Crooke’s Rradiometer
Recoiling Photoelectrons
In my contribution to CNPS 2016 “Physics without Paradoxes” I have made a statement that the effect in Crooke’s radiometer depends on a recoil effect from photoelectrons emitted from the black (most absorbing) side of the radiometer. However, an alternative interpretation has been suggested. Since I have problems accepting this alternative I will explain my motivations in more detail.
The alternative interpretation states that air (of very low pressure) has higher temperature in front of the black surface. This means that temperature rotates with the same frequency as the radiometer. However, I have 2 arguments against this interpretation. The first argument is that the temperature difference between 2 sides of a thin metal is small and also that both sides have almost the same emission factor at 300 K (or 10 mikro-meters). Therefore, thermal emission is almost symmetric. The second argument is the extremely good transmission of 300 K radiation in air. On a clear night the temperature is falling rapidly due to the good transmission through many kilometers in normal atmosphere.

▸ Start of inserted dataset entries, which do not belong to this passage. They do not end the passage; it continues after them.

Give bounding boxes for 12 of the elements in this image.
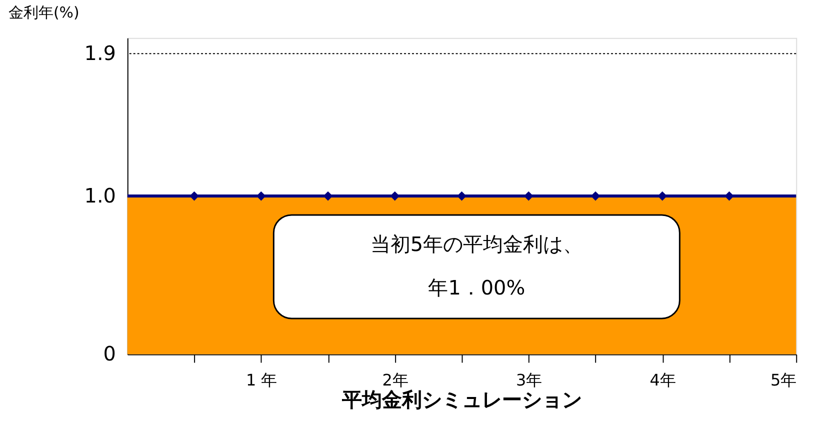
y-tick-label: 1.0 xyxy=(84,184,116,208)
x-tick-label: 2年 xyxy=(382,370,408,390)
annotation: 年1．00% xyxy=(428,276,526,300)
y-tick-label: 0 xyxy=(103,342,116,366)
y-tick-label: 1.9 xyxy=(84,42,116,66)
x-tick-label: 5年 xyxy=(770,370,797,390)
x-tick-label: 3年 xyxy=(516,370,542,390)
annotation: 当初5年の平均金利は、 xyxy=(370,232,583,256)
x-axis-title: 平均金利シミュレーション xyxy=(341,388,582,412)
y-axis-title: 金利年(%) xyxy=(8,3,80,22)
x-tick-label: 1 年 xyxy=(246,370,278,390)
x-tick-label: 4年 xyxy=(650,370,676,390)
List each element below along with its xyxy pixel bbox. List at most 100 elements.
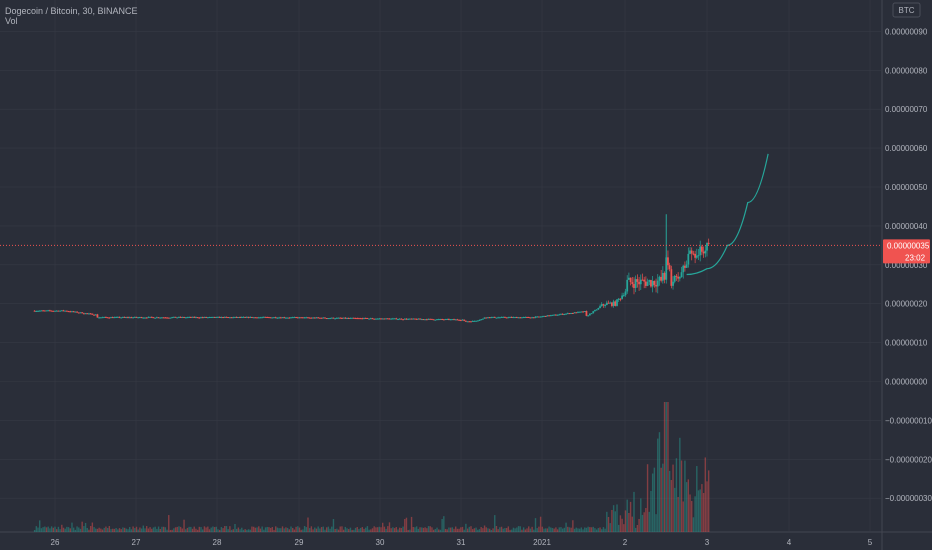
candle-body — [59, 310, 61, 312]
volume-bar — [202, 529, 204, 532]
candle-body — [536, 316, 539, 318]
volume-bar — [33, 529, 36, 532]
volume-bar — [427, 526, 430, 532]
volume-bar — [264, 527, 267, 532]
volume-bar — [470, 526, 472, 532]
volume-bar — [164, 527, 167, 532]
currency-label: BTC — [899, 6, 915, 15]
candle-body — [310, 317, 313, 319]
volume-bar — [584, 527, 586, 532]
volume-bar — [234, 524, 236, 532]
volume-bar — [157, 526, 160, 532]
candle-body — [308, 317, 311, 319]
volume-bar — [595, 529, 598, 532]
candle-body — [631, 282, 634, 285]
volume-bar — [106, 528, 109, 532]
candle-body — [271, 317, 274, 319]
candle-body — [695, 255, 698, 258]
candle-body — [706, 242, 708, 251]
volume-bar — [166, 529, 168, 532]
volume-bar — [151, 528, 153, 532]
volume-label[interactable]: Vol — [5, 16, 18, 26]
volume-bar — [159, 528, 161, 532]
candle-body — [651, 280, 654, 287]
volume-bar — [381, 522, 384, 532]
time-axis[interactable]: 26 27 28 29 30 31 2021 2 3 4 5 — [51, 538, 873, 547]
volume-bar — [519, 526, 521, 532]
candle-body — [60, 310, 63, 312]
volume-bar — [602, 527, 605, 532]
candle-body — [285, 317, 287, 319]
candle-body — [419, 318, 421, 320]
volume-bar — [363, 528, 365, 532]
volume-bar — [500, 526, 503, 532]
candle-body — [437, 319, 440, 321]
candle-body — [442, 319, 445, 321]
candle-body — [67, 311, 70, 313]
price-axis[interactable]: 0.00000090 0.00000080 0.00000070 0.00000060… — [885, 27, 932, 503]
x-tick-label: 5 — [868, 538, 873, 547]
volume-bar — [127, 529, 129, 532]
volume-bar — [134, 528, 136, 532]
volume-bar — [247, 529, 250, 532]
candle-body — [344, 317, 347, 319]
candle-body — [643, 279, 646, 282]
candle-body — [488, 317, 491, 319]
volume-bar — [44, 526, 46, 532]
volume-bar — [414, 527, 416, 532]
candle-body — [133, 316, 136, 318]
volume-bar — [276, 527, 279, 532]
candle-body — [318, 317, 321, 319]
candle-body — [74, 311, 77, 313]
volume-bar — [618, 524, 620, 532]
candle-body — [145, 317, 148, 319]
volume-bar — [74, 529, 77, 532]
volume-bar — [113, 528, 116, 532]
candle-body — [432, 319, 435, 321]
volume-bar — [543, 528, 545, 532]
candle-body — [436, 319, 438, 321]
volume-bar — [550, 527, 552, 532]
volume-bar — [229, 526, 231, 532]
candle-body — [568, 313, 571, 315]
volume-bar — [273, 529, 275, 532]
volume-bar — [303, 526, 306, 532]
candle-body — [196, 317, 199, 319]
volume-bar — [662, 463, 664, 532]
volume-bar — [441, 518, 443, 532]
volume-bar — [672, 464, 674, 532]
volume-bar — [480, 527, 482, 532]
volume-bar — [254, 527, 257, 532]
legend: Dogecoin / Bitcoin, 30, BINANCE Vol — [5, 6, 138, 26]
candle-body — [687, 253, 690, 265]
symbol-title[interactable]: Dogecoin / Bitcoin, 30, BINANCE — [5, 6, 138, 16]
candle-body — [137, 317, 140, 319]
volume-bar — [161, 526, 163, 532]
volume-bar — [305, 527, 307, 532]
volume-bar — [142, 525, 144, 532]
volume-bar — [589, 527, 591, 532]
volume-bar — [361, 527, 364, 532]
y-tick-label: 0.00000000 — [885, 378, 928, 387]
candle-body — [546, 315, 549, 317]
volume-bar — [434, 529, 437, 532]
volume-bar — [517, 526, 520, 532]
volume-bar — [393, 528, 396, 532]
candle-body — [186, 317, 189, 319]
candle-body — [451, 319, 454, 321]
volume-bar — [422, 527, 425, 532]
volume-bar — [174, 527, 177, 532]
candle-body — [138, 317, 141, 319]
volume-bar — [670, 480, 673, 532]
candle-body — [35, 310, 38, 312]
currency-button[interactable]: BTC — [892, 2, 921, 18]
y-tick-label: 0.00000030 — [885, 261, 928, 270]
volume-bar — [341, 526, 343, 532]
volume-bar — [64, 528, 66, 532]
volume-bar — [171, 529, 173, 532]
current-price-badge: 0.00000035 23:02 — [883, 239, 930, 264]
candle-body — [239, 317, 241, 319]
x-tick-label: 2021 — [533, 538, 551, 547]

The transmission through a few centimeters of extremely low pressure air would be very good. These 2 arguments together means that temperature changes rotating inside the radiometer are not very plausible and this interpretation therefore is unrealistic.

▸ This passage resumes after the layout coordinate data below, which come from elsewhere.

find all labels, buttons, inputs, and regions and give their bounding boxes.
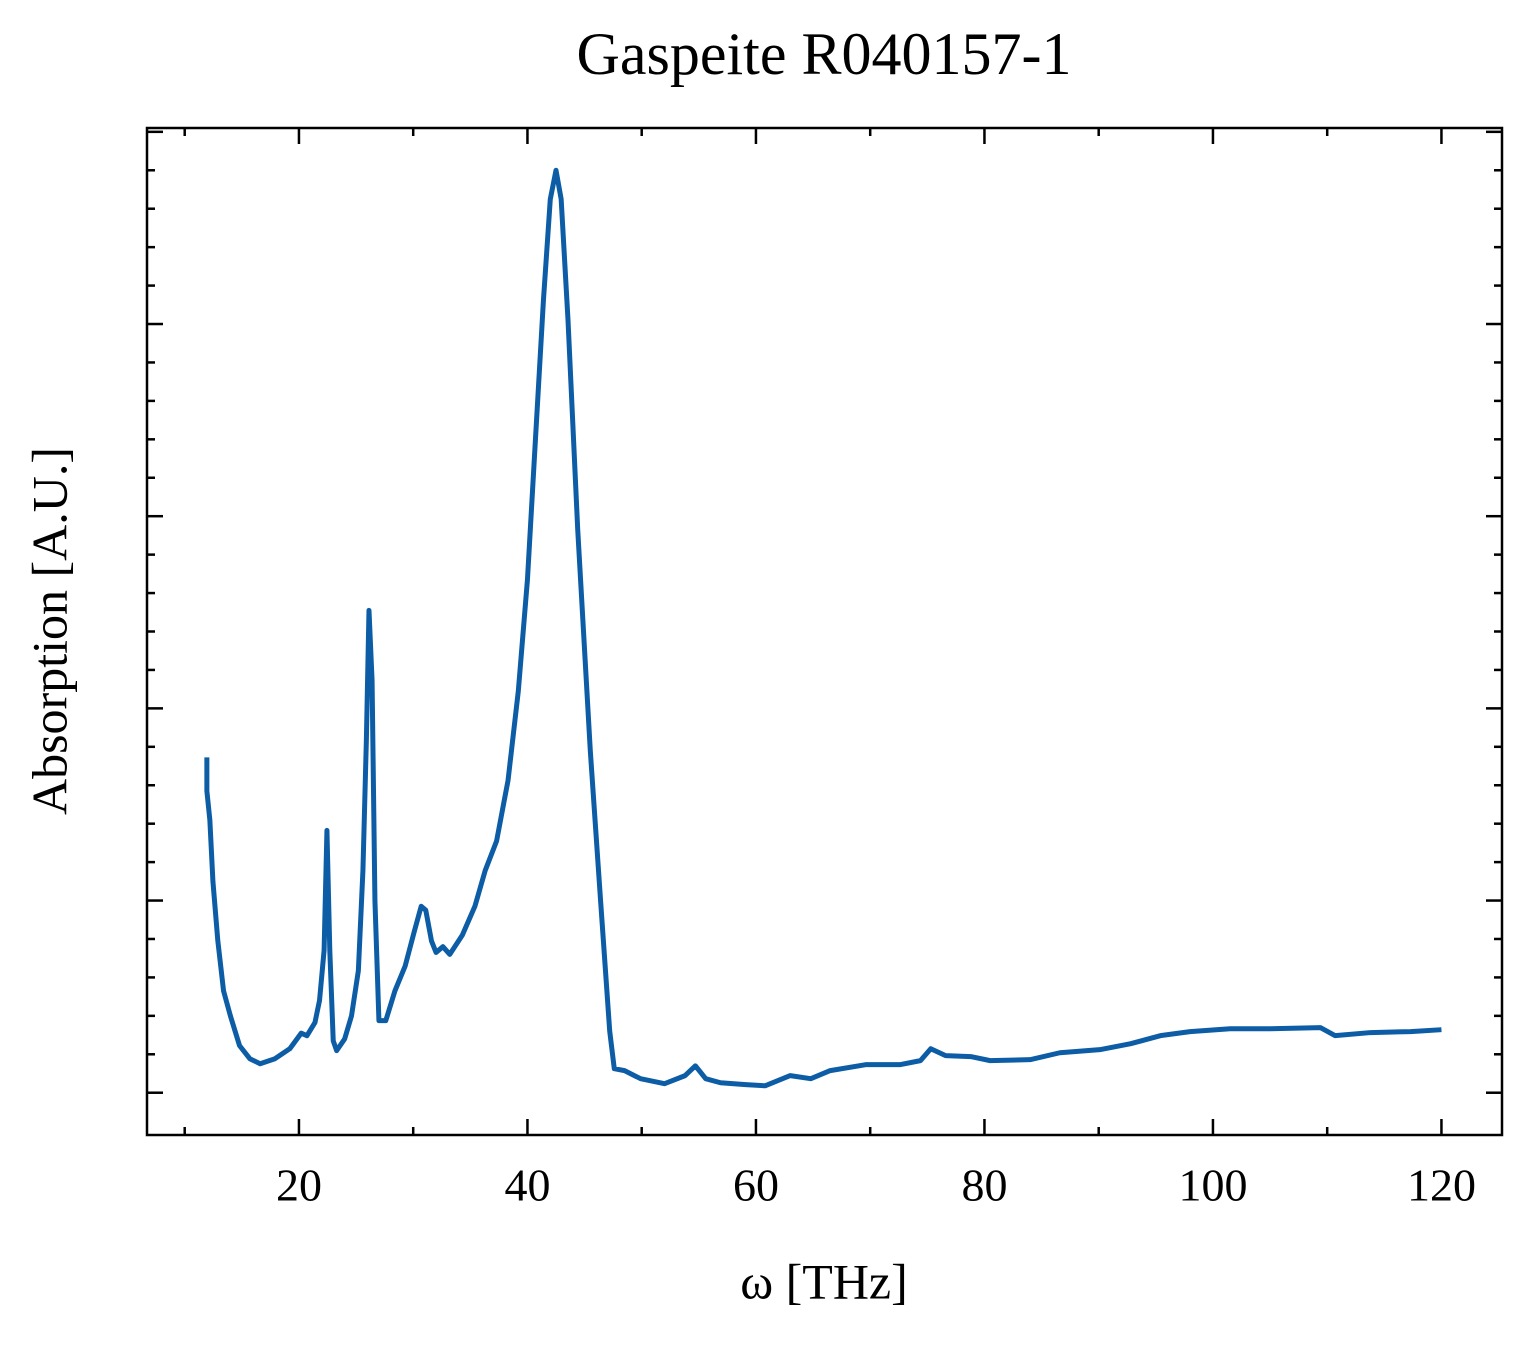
- data-line: [204, 167, 1442, 1089]
- y-axis-label: Absorption [A.U.]: [21, 447, 77, 815]
- x-tick-label: 20: [276, 1160, 322, 1211]
- x-axis-label: ω [THz]: [740, 1253, 908, 1309]
- x-tick-label: 40: [504, 1160, 550, 1211]
- plot-frame: [145, 126, 1504, 1137]
- chart-title: Gaspeite R040157-1: [577, 21, 1072, 87]
- x-tick-label: 60: [733, 1160, 779, 1211]
- x-tick-label: 80: [961, 1160, 1007, 1211]
- x-tick-label: 120: [1407, 1160, 1476, 1211]
- x-tick-label: 100: [1178, 1160, 1247, 1211]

I conclude therefore that Crooke’s radiometer is best explained by recoil from photoelectrons.
John-Erik Persson
Hi John-Erik, can you go in to a bit more detail about recoil from photoelectrons? Are you saying that the black side of the radiometer emits electrons stimulated by the incoming light? Does that imply that radiometers would not rotate in perpetuity if light was shone on them?
Rhoroderick
I think that the black surface absorbs about an order of magnitude more light than the white surface. The number of emitted photoelectrons is much larger, and this explains the direction of rotation much better than the official version. This explains also why the effect disappears for very low and very high pressures.
I think that if the pressure is suitable, probably this closed current can continue for ever.
It would be of interest if you could find a method to separate between this idea and the official explanation.
Regards ____________ John-Erik